The massacre also inspired Mendoza’s 2002 novel Satanás. “I sought to portray the bleak, apocalyptic atmosphere of Bogotá,” he says. “The mere fact that I studied at the same university as the killer and even shared bibliography with him for our respective thesis projects inevitably placed me in a close point of view to the murderer.”
The social and historical context behind the series
Fugue State 1986 goes beyond the massacre, showing the historical environment that shaped its characters. For Mendoza, understanding Bogotá in the 1980s was essential: “The writing team spent a lot of time studying the ‘80s. That entire unhealthy atmosphere, this pervasive and toxic environment, permeates the series.”
In 1985, a year before the massacre, the M-19 guerrilla group seized the Palace of Justice in Bogotá. The military response was violent, resulting in the deaths of judges, hostages, and combatants, and marked a period of intense political tension in Colombia.
The widespread violence and political instability directly influence Jeremías and León’s psychology. “In our story, the 1980s are not just a backdrop or a historical set piece, they are embedded in the characters’ psychology: in the everyday violence they live with, in the sense of hopelessness, in the way they relate to a city and a country where violence repeats itself in a vicious cycle,” says Parra. “The atmosphere of the ’80s doesn’t just surround the characters: it defines their state of mind.”

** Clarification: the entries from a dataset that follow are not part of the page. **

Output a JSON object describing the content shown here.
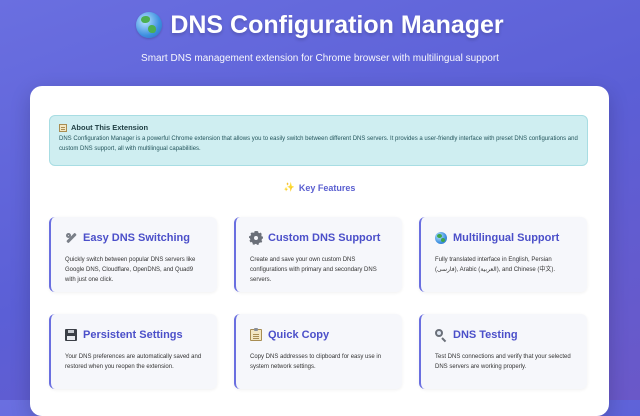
{
  "header": {
    "title": "DNS Configuration Manager",
    "subtitle": "Smart DNS management extension for Chrome browser with multilingual support",
    "title_icon": "globe-icon"
  },
  "about": {
    "title": "About This Extension",
    "icon": "notepad-icon",
    "text": "DNS Configuration Manager is a powerful Chrome extension that allows you to easily switch between different DNS servers. It provides a user-friendly interface with preset DNS configurations and custom DNS support, all with multilingual capabilities."
  },
  "key_features": {
    "title": "Key Features",
    "icon": "sparkles-icon"
  },
  "features": [
    {
      "title": "Easy DNS Switching",
      "icon": "wrench-icon",
      "description": "Quickly switch between popular DNS servers like Google DNS, Cloudflare, OpenDNS, and Quad9 with just one click."
    },
    {
      "title": "Custom DNS Support",
      "icon": "gear-icon",
      "description": "Create and save your own custom DNS configurations with primary and secondary DNS servers."
    },
    {
      "title": "Multilingual Support",
      "icon": "globe-icon",
      "description": "Fully translated interface in English, Persian (فارسی), Arabic (العربية), and Chinese (中文)."
    },
    {
      "title": "Persistent Settings",
      "icon": "floppy-disk-icon",
      "description": "Your DNS preferences are automatically saved and restored when you reopen the extension."
    },
    {
      "title": "Quick Copy",
      "icon": "clipboard-icon",
      "description": "Copy DNS addresses to clipboard for easy use in system network settings."
    },
    {
      "title": "DNS Testing",
      "icon": "magnifier-icon",
      "description": "Test DNS connections and verify that your selected DNS servers are working properly."
    }
  ],
  "colors": {
    "background_gradient_start": "#6a6fe0",
    "background_gradient_end": "#6a58c8",
    "accent": "#4b4fc9",
    "about_background": "#cfeef1"
  }
}
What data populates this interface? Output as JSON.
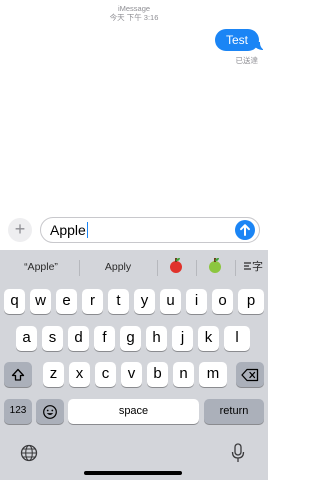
{
  "conversation": {
    "service": "iMessage",
    "timestamp": "今天 下午 3:16",
    "message": "Test",
    "status": "已送達"
  },
  "composer": {
    "plus_icon": "plus-icon",
    "text": "Apple",
    "send_icon": "arrow-up-icon"
  },
  "suggestions": [
    "“Apple”",
    "Apply"
  ],
  "emoji_suggestions": [
    {
      "name": "red-apple-emoji",
      "color": "#e0322b"
    },
    {
      "name": "green-apple-emoji",
      "color": "#8cc63f"
    }
  ],
  "handwriting_label": "字",
  "keyboard": {
    "row1": [
      "q",
      "w",
      "e",
      "r",
      "t",
      "y",
      "u",
      "i",
      "o",
      "p"
    ],
    "row2": [
      "a",
      "s",
      "d",
      "f",
      "g",
      "h",
      "j",
      "k",
      "l"
    ],
    "row3": [
      "z",
      "x",
      "c",
      "v",
      "b",
      "n",
      "m"
    ],
    "numbers_label": "123",
    "space_label": "space",
    "return_label": "return",
    "shift_icon": "shift-icon",
    "delete_icon": "delete-icon",
    "emoji_icon": "emoji-icon",
    "globe_icon": "globe-icon",
    "mic_icon": "microphone-icon"
  },
  "colors": {
    "accent": "#1b85f5",
    "keyboard_bg": "#d3d5da",
    "function_key": "#abb0ba"
  }
}
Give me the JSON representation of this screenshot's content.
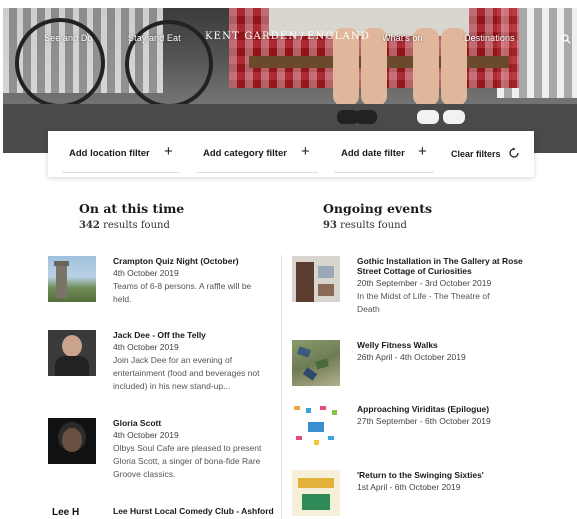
{
  "nav": {
    "items": [
      "See and Do",
      "Stay and Eat",
      "What's on",
      "Destinations"
    ],
    "brand_left": "KENT GARDEN",
    "brand_sep": "/",
    "brand_right": "ENGLAND",
    "search_icon": "search-icon"
  },
  "filters": {
    "location": "Add location filter",
    "category": "Add category filter",
    "date": "Add date filter",
    "plus": "+",
    "clear": "Clear filters",
    "clear_icon": "refresh-icon"
  },
  "on_at_this_time": {
    "heading": "On at this time",
    "count": "342",
    "count_suffix": "results found",
    "events": [
      {
        "title": "Crampton Quiz Night (October)",
        "date": "4th October 2019",
        "desc": [
          "Teams of 6-8 persons. A raffle will be",
          "held."
        ]
      },
      {
        "title": "Jack Dee - Off the Telly",
        "date": "4th October 2019",
        "desc": [
          "Join Jack Dee for an evening of",
          "entertainment (food and beverages not",
          "included) in his new stand-up..."
        ]
      },
      {
        "title": "Gloria Scott",
        "date": "4th October 2019",
        "desc": [
          "Olbys Soul Cafe are pleased to present",
          "Gloria Scott, a singer of bona-fide Rare",
          "Groove classics."
        ]
      },
      {
        "title": "Lee Hurst Local Comedy Club - Ashford",
        "date": "",
        "desc": []
      }
    ]
  },
  "ongoing": {
    "heading": "Ongoing events",
    "count": "93",
    "count_suffix": "results found",
    "events": [
      {
        "title": [
          "Gothic Installation in The Gallery at Rose",
          "Street Cottage of Curiosities"
        ],
        "date": "20th September - 3rd October 2019",
        "desc": [
          "In the Midst of Life - The Theatre of",
          "Death"
        ]
      },
      {
        "title": [
          "Welly Fitness Walks"
        ],
        "date": "26th April - 4th October 2019",
        "desc": []
      },
      {
        "title": [
          "Approaching Viriditas (Epilogue)"
        ],
        "date": "27th September - 6th October 2019",
        "desc": []
      },
      {
        "title": [
          "'Return to the Swinging Sixties'"
        ],
        "date": "1st April - 6th October 2019",
        "desc": []
      }
    ]
  },
  "thumb_text": "Lee H"
}
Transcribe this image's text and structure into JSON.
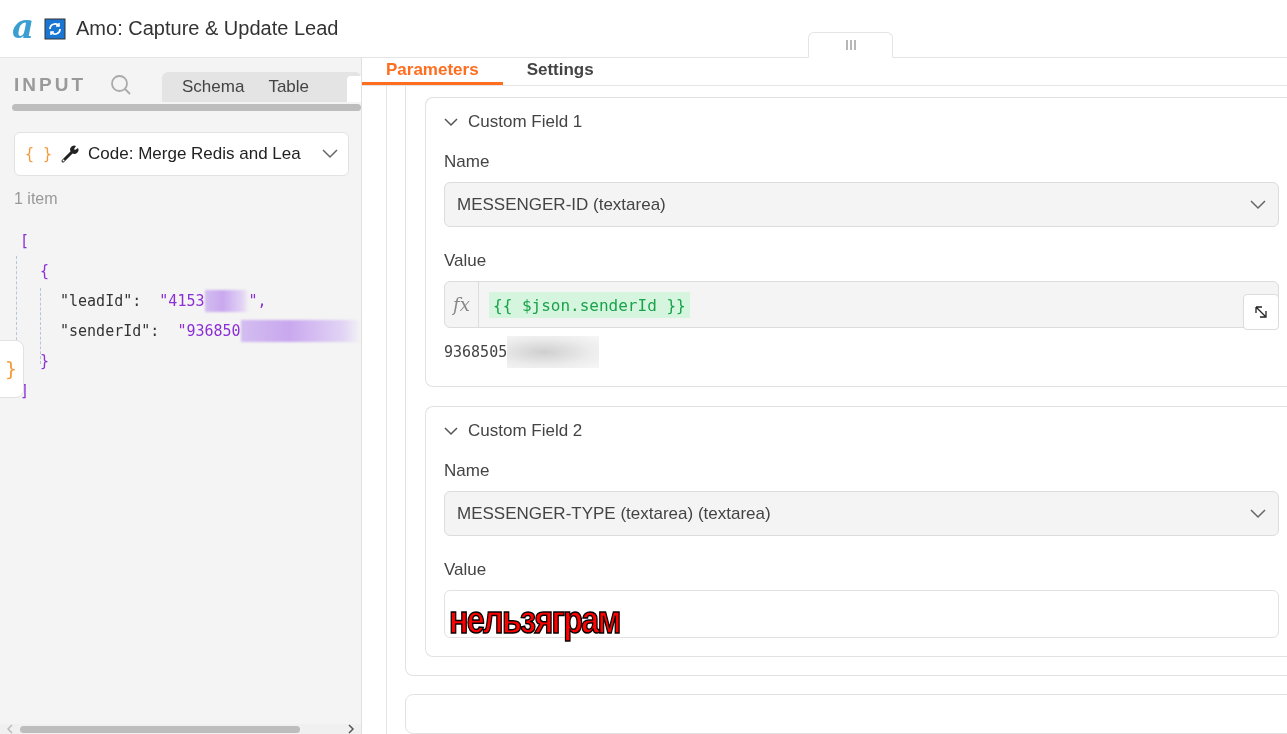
{
  "header": {
    "logo": "a",
    "title": "Amo: Capture & Update Lead"
  },
  "input_panel": {
    "label": "INPUT",
    "tabs": [
      {
        "label": "Schema",
        "selected": false
      },
      {
        "label": "Table",
        "selected": false
      }
    ],
    "source_select": {
      "icon_text": "{ }",
      "value": "Code: Merge Redis and Lea"
    },
    "item_count": "1 item",
    "json_lines": [
      {
        "kind": "open",
        "text": "["
      },
      {
        "kind": "open",
        "text": "{"
      },
      {
        "kind": "pair",
        "key": "\"leadId\":",
        "value": "\"4153",
        "tail": "\","
      },
      {
        "kind": "pair",
        "key": "\"senderId\":",
        "value": "\"936850"
      },
      {
        "kind": "close",
        "text": "}"
      },
      {
        "kind": "close",
        "text": "]"
      }
    ],
    "side_button": "}"
  },
  "parameters_panel": {
    "tabs": [
      {
        "label": "Parameters",
        "selected": true
      },
      {
        "label": "Settings",
        "selected": false
      }
    ],
    "fields": [
      {
        "title": "Custom Field 1",
        "expanded": true,
        "name_label": "Name",
        "name_value": "MESSENGER-ID (textarea)",
        "value_label": "Value",
        "kind": "expression",
        "fx": "fx",
        "expression": "{{ $json.senderId }}",
        "preview": "9368505"
      },
      {
        "title": "Custom Field 2",
        "expanded": true,
        "name_label": "Name",
        "name_value": "MESSENGER-TYPE (textarea) (textarea)",
        "value_label": "Value",
        "kind": "fixed",
        "value": "нельзяграм"
      }
    ]
  }
}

According to Mendoza, the context also invites social reflection: “There is a concept known as Amok Syndrome, which means that the individual has been pushed to the brink by an entire society that mistreats, insults, segregates, and repeatedly demeans him. This does not excuse him nor lessen his responsibility for the crimes committed, but it does prompt a re-examination of the behavior of those around them, that is, all of us,” he says. “Colombia is a country still at war, and we have inherited this violence from one generation to the next. We hope the series helps spark reflection on these traumas that have cascaded down onto each of us.”